Since the development is going west to east, those closest to Route 440, the Light Rail and existing public utilities will be the property most sought after, and thus have the greatest market potential.

While Jay Coffey, attorney for the BLRA said The Point section – the farthest out in the harbor – will be the most valuable, McCann said that its development and sale are many years away and face the most serious construction challenges, as well as the stiffest competition for a share of the New York harbor real estate market – and will have to compete with Jersey City’s downtown as well as redeveloped areas near the World Trade Center.

McCann and others say that the most salable property is being sold off now, leaving the less desirable property for later when the city must pay off its debt.

This could mean developers will have an edge in negotiating the purchase of those properties and result in even less financial benefit to the city.

Some critics even believe the city may have to offer abatements to attract developers to those remoter sections or take over some of the infrastructure improvements developers would normally have undertaken. This will mean that even more money from the property sale will have to be used to cover the costs of making the property salable, and this would leave much less money to meet city budget problems or pay the city’s debts.
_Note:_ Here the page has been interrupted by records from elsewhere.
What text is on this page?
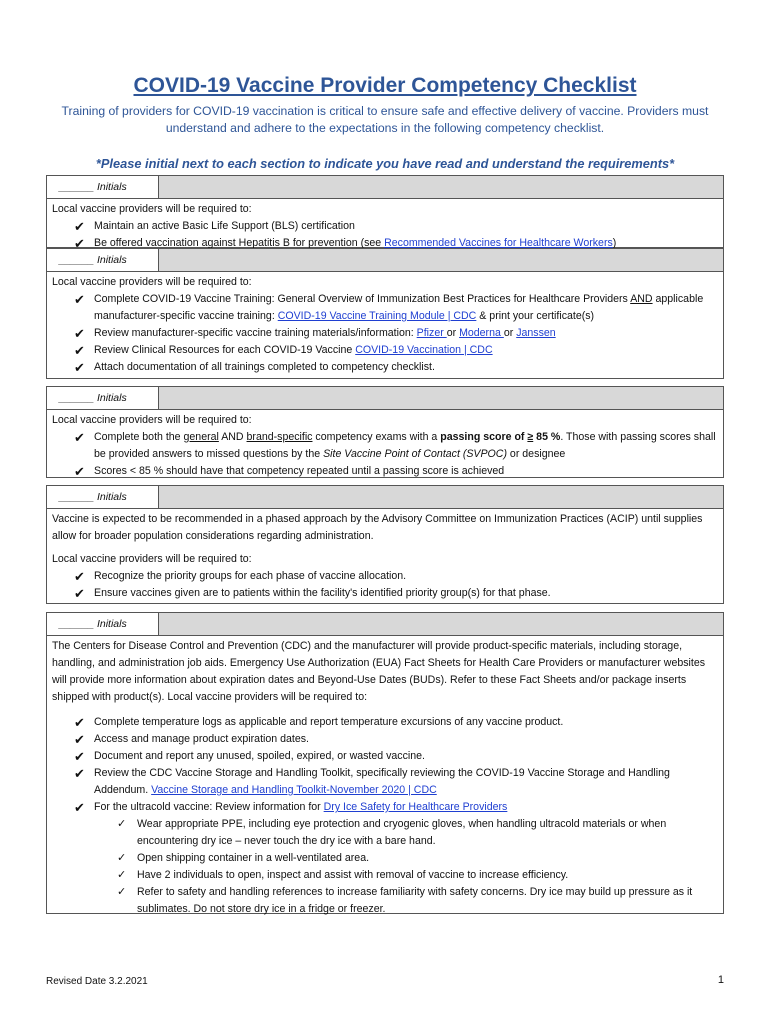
COVID-19 Vaccine Provider Competency Checklist
Training of providers for COVID-19 vaccination is critical to ensure safe and effective delivery of vaccine. Providers must understand and adhere to the expectations in the following competency checklist.
*Please initial next to each section to indicate you have read and understand the requirements*
______ Initials

Local vaccine providers will be required to:

✔ Maintain an active Basic Life Support (BLS) certification
✔ Be offered vaccination against Hepatitis B for prevention (see Recommended Vaccines for Healthcare Workers)
______ Initials

Local vaccine providers will be required to:

✔ Complete COVID-19 Vaccine Training: General Overview of Immunization Best Practices for Healthcare Providers AND applicable manufacturer-specific vaccine training: COVID-19 Vaccine Training Module | CDC & print your certificate(s)
✔ Review manufacturer-specific vaccine training materials/information: Pfizer or Moderna or Janssen
✔ Review Clinical Resources for each COVID-19 Vaccine COVID-19 Vaccination | CDC
✔ Attach documentation of all trainings completed to competency checklist.
______ Initials

Local vaccine providers will be required to:

✔ Complete both the general AND brand-specific competency exams with a passing score of ≥ 85 %. Those with passing scores shall be provided answers to missed questions by the Site Vaccine Point of Contact (SVPOC) or designee
✔ Scores < 85 % should have that competency repeated until a passing score is achieved
______ Initials

Vaccine is expected to be recommended in a phased approach by the Advisory Committee on Immunization Practices (ACIP) until supplies allow for broader population considerations regarding administration.

Local vaccine providers will be required to:

✔ Recognize the priority groups for each phase of vaccine allocation.
✔ Ensure vaccines given are to patients within the facility's identified priority group(s) for that phase.
______ Initials

The Centers for Disease Control and Prevention (CDC) and the manufacturer will provide product-specific materials, including storage, handling, and administration job aids. Emergency Use Authorization (EUA) Fact Sheets for Health Care Providers or manufacturer websites will provide more information about expiration dates and Beyond-Use Dates (BUDs). Refer to these Fact Sheets and/or package inserts shipped with product(s). Local vaccine providers will be required to:

✔ Complete temperature logs as applicable and report temperature excursions of any vaccine product.
✔ Access and manage product expiration dates.
✔ Document and report any unused, spoiled, expired, or wasted vaccine.
✔ Review the CDC Vaccine Storage and Handling Toolkit, specifically reviewing the COVID-19 Vaccine Storage and Handling Addendum. Vaccine Storage and Handling Toolkit-November 2020 | CDC
✔ For the ultracold vaccine: Review information for Dry Ice Safety for Healthcare Providers
✓ Wear appropriate PPE, including eye protection and cryogenic gloves, when handling ultracold materials or when encountering dry ice – never touch the dry ice with a bare hand.
✓ Open shipping container in a well-ventilated area.
✓ Have 2 individuals to open, inspect and assist with removal of vaccine to increase efficiency.
✓ Refer to safety and handling references to increase familiarity with safety concerns. Dry ice may build up pressure as it sublimates. Do not store dry ice in a fridge or freezer.
Revised Date 3.2.2021	1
Although Terrance Malloy, city finance director, said he would push to use remaining sale funds to pay off all city debt – the bonds from the five year plan as well as other debt – Chiappone and La Pelusa said the city may be in no position to bridge the $25 annual budget gap without tapping into whatever funds come from the sale of the remaining land, if the land can be sold in time to meet the budget demand or for a value that doesn’t amount to a developer’s fire sale.

Chiappone also noted that costs for the city will continue to rise, contracts negotiated, raises given, and that unless some effort is made to curb spending now, the city may face significant problems in the near future and will have no remaining land to sell to make up the gap.

City officials say land currently tax-exempt will begin paying taxes as each property is developed, and will be reassessed at each stage of development bringing more cash into the cash-strapped city coffers. But La Pelusa and Chiappone said these properties will also require the city to provide services, cutting significantly into the additional taxes they bring into the city.

Developers also may be more reluctant to start work or push ahead with their various projects in a declining housing market, delaying the positive tax flow the city anticipates. Even the optimistic appraisal offered by the BLRA shows that the MOTBY will not likely see full development and full tax benefits for three decades.